Saturday, August 13, 2005
If I'm a rubber band, I'm juz so curious juz how long more it'll take for me to juz snap. I've always given repect to all the people around, esp those in senior in terms or age or hierachy. Maybe I'm juz not doing enough. Maybe I don't really have what it takes to make it to be anybody. Or simply, I'm juz fucked up. I don't if I'm not trying hard enough, or juz I'm too soft, or I'm not cut for it. I'm really tired. If I could, I would rather give my life to someone else who finds life more meaningful than me. Everyday have nothing to look forward to except more demoralising things from instructers to inform me that no matter how fucking much I tried, or how hard I do stuffs, it's juz not enough and I'm nothing but a lump of shit. Leadership course taught us that morale is one of the uptmost importance in a unit's performance. Right now, I juz feel so worthless now and my morale was nowhere to be found but in the depths of a black hole. Haha. I really found no reason to smile nor laugh at anywhere, anytime, any day.
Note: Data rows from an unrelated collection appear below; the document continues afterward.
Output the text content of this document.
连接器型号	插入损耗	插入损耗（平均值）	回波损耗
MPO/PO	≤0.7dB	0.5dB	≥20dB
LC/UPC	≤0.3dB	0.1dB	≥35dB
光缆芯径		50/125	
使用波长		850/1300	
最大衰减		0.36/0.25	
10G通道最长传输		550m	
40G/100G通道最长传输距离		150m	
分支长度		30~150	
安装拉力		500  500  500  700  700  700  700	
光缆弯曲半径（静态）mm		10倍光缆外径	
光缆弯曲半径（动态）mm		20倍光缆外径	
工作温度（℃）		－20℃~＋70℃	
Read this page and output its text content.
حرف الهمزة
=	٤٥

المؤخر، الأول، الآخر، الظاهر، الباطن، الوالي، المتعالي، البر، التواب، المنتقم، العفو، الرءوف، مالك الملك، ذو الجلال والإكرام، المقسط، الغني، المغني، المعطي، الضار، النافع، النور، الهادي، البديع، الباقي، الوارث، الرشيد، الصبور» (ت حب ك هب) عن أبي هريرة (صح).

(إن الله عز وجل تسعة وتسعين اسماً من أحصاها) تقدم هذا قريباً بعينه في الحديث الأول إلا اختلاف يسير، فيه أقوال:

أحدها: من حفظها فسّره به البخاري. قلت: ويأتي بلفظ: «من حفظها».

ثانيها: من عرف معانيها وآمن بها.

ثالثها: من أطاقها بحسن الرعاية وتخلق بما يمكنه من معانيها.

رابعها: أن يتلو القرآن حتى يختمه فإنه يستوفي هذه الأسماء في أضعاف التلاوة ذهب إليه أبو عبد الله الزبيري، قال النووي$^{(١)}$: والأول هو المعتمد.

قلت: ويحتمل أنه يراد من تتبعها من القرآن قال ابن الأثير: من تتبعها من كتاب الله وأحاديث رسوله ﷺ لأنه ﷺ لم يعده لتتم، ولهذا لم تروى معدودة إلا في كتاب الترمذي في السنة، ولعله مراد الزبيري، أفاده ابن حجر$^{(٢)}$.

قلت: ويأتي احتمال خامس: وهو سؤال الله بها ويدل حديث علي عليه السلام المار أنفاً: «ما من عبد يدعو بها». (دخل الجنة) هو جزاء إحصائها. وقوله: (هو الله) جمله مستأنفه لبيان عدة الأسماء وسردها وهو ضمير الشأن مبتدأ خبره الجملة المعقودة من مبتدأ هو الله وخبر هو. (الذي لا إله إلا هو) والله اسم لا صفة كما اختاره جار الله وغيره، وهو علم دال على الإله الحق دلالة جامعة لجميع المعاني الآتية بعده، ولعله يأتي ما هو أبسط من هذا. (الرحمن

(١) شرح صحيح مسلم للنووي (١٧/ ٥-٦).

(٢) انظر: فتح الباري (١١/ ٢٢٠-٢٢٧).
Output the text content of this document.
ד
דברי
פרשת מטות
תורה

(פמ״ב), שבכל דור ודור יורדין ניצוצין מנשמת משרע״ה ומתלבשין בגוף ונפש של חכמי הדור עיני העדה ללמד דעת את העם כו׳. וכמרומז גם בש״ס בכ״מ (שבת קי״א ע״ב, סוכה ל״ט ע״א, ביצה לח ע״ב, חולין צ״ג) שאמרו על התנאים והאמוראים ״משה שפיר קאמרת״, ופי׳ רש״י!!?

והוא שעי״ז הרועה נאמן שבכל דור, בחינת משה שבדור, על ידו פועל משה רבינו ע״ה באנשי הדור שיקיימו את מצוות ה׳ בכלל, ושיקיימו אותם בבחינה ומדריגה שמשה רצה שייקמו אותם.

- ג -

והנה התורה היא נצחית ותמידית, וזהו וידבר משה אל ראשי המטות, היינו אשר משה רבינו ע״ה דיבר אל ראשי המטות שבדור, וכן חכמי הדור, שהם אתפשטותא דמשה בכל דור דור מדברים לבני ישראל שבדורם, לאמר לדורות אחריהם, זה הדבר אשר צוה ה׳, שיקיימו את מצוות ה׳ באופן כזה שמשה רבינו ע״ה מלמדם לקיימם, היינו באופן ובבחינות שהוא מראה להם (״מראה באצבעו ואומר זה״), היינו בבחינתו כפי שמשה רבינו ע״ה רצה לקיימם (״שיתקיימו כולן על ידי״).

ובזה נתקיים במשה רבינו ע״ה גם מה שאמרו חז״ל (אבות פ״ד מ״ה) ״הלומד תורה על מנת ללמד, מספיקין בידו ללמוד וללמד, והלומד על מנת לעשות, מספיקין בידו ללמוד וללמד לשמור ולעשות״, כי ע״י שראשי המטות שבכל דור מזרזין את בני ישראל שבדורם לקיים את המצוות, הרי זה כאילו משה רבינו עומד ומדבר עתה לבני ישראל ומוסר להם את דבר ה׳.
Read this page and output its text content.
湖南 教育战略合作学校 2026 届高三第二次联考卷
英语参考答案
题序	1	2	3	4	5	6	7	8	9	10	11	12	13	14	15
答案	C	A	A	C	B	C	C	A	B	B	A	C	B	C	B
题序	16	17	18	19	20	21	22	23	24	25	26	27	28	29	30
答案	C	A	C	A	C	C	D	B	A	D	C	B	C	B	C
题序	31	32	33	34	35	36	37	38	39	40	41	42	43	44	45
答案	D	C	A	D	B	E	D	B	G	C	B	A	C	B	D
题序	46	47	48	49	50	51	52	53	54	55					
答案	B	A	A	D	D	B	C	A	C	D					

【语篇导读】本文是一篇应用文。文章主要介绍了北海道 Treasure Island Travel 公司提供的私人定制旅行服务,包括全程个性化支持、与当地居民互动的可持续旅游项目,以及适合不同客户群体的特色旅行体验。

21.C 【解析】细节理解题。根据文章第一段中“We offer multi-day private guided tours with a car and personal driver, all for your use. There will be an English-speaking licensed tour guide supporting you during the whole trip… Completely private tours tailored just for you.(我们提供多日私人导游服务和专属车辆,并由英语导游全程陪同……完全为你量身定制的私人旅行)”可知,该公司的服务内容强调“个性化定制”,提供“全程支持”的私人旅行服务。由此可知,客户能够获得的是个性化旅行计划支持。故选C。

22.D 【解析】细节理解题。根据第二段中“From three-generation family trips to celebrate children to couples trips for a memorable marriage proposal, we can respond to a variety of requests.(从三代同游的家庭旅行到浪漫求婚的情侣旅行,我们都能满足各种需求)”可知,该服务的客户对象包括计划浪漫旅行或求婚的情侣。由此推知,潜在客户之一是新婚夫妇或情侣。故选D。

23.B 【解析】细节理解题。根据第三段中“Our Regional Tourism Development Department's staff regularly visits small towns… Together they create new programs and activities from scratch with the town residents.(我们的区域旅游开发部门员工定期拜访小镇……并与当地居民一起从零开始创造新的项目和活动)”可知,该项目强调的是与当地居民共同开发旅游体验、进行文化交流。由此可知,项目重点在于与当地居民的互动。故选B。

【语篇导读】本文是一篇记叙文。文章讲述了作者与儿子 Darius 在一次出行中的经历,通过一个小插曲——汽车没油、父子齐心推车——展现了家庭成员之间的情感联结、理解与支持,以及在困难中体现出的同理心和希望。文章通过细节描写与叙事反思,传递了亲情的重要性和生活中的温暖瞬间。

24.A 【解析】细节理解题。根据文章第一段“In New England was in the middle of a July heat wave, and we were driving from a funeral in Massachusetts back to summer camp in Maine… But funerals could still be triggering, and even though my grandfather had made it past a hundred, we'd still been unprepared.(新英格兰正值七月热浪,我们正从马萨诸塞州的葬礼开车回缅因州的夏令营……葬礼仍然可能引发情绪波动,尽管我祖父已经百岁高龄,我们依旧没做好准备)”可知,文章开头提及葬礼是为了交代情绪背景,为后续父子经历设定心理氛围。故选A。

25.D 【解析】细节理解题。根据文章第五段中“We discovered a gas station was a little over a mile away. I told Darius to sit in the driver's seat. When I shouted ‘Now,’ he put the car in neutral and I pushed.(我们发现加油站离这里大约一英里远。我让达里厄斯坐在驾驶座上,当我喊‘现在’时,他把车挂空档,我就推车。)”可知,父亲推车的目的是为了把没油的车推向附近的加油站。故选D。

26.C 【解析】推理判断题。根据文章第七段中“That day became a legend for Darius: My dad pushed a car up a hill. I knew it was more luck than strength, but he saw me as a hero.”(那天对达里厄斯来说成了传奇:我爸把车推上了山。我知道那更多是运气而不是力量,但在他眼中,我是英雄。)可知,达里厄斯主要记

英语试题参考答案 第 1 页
Confidence, thought I could find some here but instead, managed to lost most of it. Love, something everyone seeks and goes for me too but, I've been through much and lost all the courage nor ability to try hld on to it again. All I know that out here in the civilian world is nothing but a dream, a brief one where I'll wake up to find myself back into the nightmare that I'm to be in. Even optimism has left me. Haha, can only laugh at my own stupidity.
Don't even feel like talking now. Nothing else matters now. If only something does. If only I can see light in this dark I don't even know where and I don't even know where I'm heading place. If only I don't feel so tired. If only I'm not me.